All matter is made up of particles electrons, protons and so on that have to obey the weird laws of quantum mechanics (one of which allows them to be in two places at once), but usually stop short of affecting the whole object through collisions or vibrations within it. “The strange quantum stuff that happens at the level of the very small doesn’t usually make a difference to the big stuff like cars or toasters that we see and use every day,” say the authors.
Life however appears to be different. Indeed, this means female robins can migrate in winter has an internal compass with a power that would not disgrace an X-Men character: magnetoreception. The idea is that a chemical in a robin’s eye can shuffle its electrons around when it absorbs light with just the right amount of energy; some quantum hocus-pocus allows this shuffling to create a system that exists in two states at once. Whichever state predominates demands one reaction over another but which state does so, hence which reaction occurs, depends on Earth’s magnetic field: if it points towards or away from the Equator as far as our hero is concerned.
But we too exploit quantum effects. In fact, these give rise to most among other things enzymes speed up chemical reactions by without them such processes might take millions more times longer than they do; while our olfactory prowess could owe something to jiggery-pokery allowing us recognize limonene molecules wafting our way for what they are: orangey.
There is much to enjoy in the science that this book presents not least the revelation that a molecule of turpentine smells like an orange, if you’re its mirror image. The throwaway lines are just as good: “A sheep with very short legs was born on a New England farm in the late 18th century and bred to produce a variety called Ancon sheep, easier manage because they cannot jump fences,” note authors in one of their lighter moments.
But whether heavyweight revelations will provoke gasp of awe such clearly expect is less certain. For example, though they hardly pause for breath between saying plant leaf behaves quantum computer and taking another 30 pages to explain what means.

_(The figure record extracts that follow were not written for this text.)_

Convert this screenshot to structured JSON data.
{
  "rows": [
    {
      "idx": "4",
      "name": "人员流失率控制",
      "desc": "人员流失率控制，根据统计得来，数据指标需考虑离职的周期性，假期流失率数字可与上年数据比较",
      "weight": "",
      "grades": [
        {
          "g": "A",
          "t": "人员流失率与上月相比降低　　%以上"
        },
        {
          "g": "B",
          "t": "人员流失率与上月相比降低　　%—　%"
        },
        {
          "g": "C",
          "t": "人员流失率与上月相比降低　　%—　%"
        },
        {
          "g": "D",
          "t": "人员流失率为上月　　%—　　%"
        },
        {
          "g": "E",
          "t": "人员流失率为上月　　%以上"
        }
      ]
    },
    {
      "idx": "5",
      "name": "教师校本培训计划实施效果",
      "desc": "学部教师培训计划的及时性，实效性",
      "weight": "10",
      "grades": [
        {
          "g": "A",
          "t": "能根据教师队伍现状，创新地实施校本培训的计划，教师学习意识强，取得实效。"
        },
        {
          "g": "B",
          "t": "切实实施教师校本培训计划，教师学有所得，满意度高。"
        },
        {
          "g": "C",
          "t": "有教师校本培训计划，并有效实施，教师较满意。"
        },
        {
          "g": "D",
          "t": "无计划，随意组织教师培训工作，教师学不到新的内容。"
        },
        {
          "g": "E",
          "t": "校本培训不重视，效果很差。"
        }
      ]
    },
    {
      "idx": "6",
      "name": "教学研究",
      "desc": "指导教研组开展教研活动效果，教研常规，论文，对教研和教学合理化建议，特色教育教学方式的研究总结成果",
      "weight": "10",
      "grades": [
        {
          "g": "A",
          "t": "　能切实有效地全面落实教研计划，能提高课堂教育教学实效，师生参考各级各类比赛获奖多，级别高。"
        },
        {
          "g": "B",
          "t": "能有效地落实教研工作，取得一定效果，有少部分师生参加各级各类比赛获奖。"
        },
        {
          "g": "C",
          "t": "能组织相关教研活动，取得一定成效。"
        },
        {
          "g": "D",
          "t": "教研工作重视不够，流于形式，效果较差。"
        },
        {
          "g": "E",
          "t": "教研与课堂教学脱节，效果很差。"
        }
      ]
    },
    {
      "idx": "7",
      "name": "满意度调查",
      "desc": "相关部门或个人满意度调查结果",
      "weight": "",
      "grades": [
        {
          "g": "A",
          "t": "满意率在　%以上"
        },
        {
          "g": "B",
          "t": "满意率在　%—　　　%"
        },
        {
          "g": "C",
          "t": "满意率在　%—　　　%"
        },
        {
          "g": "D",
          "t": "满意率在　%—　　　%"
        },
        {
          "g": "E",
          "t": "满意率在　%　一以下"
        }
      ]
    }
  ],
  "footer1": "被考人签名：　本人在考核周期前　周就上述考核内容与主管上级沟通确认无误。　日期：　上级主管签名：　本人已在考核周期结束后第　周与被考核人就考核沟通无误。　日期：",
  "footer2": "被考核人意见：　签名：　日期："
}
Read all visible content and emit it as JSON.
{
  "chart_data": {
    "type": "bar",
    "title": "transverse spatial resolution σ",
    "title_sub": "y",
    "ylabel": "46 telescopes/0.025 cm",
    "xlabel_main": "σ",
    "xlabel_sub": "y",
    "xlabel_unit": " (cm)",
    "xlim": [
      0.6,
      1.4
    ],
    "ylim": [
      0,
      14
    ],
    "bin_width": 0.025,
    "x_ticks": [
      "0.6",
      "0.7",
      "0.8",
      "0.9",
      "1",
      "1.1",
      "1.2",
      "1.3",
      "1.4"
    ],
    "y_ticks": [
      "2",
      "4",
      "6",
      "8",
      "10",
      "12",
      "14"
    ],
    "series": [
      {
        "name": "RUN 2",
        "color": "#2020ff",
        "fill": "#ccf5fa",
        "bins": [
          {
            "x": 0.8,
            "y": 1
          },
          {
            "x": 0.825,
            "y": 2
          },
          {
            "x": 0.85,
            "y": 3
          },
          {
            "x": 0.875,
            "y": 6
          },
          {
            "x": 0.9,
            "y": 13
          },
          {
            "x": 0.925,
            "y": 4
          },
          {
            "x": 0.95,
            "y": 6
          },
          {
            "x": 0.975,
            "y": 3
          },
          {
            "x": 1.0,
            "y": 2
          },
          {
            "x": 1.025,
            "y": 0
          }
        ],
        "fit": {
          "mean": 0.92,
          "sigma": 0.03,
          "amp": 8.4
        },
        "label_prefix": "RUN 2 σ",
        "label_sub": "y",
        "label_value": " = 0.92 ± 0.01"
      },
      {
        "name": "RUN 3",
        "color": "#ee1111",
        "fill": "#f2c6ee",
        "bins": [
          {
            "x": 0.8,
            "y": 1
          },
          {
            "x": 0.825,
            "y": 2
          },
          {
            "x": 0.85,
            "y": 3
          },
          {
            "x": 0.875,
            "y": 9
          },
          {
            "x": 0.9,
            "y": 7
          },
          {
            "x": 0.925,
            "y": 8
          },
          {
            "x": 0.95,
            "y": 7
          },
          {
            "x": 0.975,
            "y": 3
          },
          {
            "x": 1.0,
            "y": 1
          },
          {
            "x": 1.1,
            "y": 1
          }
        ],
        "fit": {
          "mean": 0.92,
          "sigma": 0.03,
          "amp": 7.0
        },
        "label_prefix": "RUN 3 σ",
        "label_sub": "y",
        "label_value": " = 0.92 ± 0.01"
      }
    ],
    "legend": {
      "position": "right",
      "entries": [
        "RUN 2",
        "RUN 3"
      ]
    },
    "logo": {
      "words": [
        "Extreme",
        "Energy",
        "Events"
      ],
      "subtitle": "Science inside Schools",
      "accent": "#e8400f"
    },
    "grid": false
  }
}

That is not to say that the metaphors of Al-Khalili and McFadden are not great: many of them are imaginative little stories about basic principles of chemistry. But this is not a popular science triumph either. While each chapter begins with a charming story about an unlucky dinosaur or mysterious bird, readers are supposed to be familiar with a chemist’s shorthand and the dictionary definition of a physicist.
Equally annoying is their habit of summoning up one analogy after another only to say “but that’s not quite right; try this one”, until they have constructed a wobbling house of cards which rests on remembering complicated terminology and situations introduced several chapters earlier. However, if you stick at it, the later section on how life emerged from the primordial soup will make you see the world anew.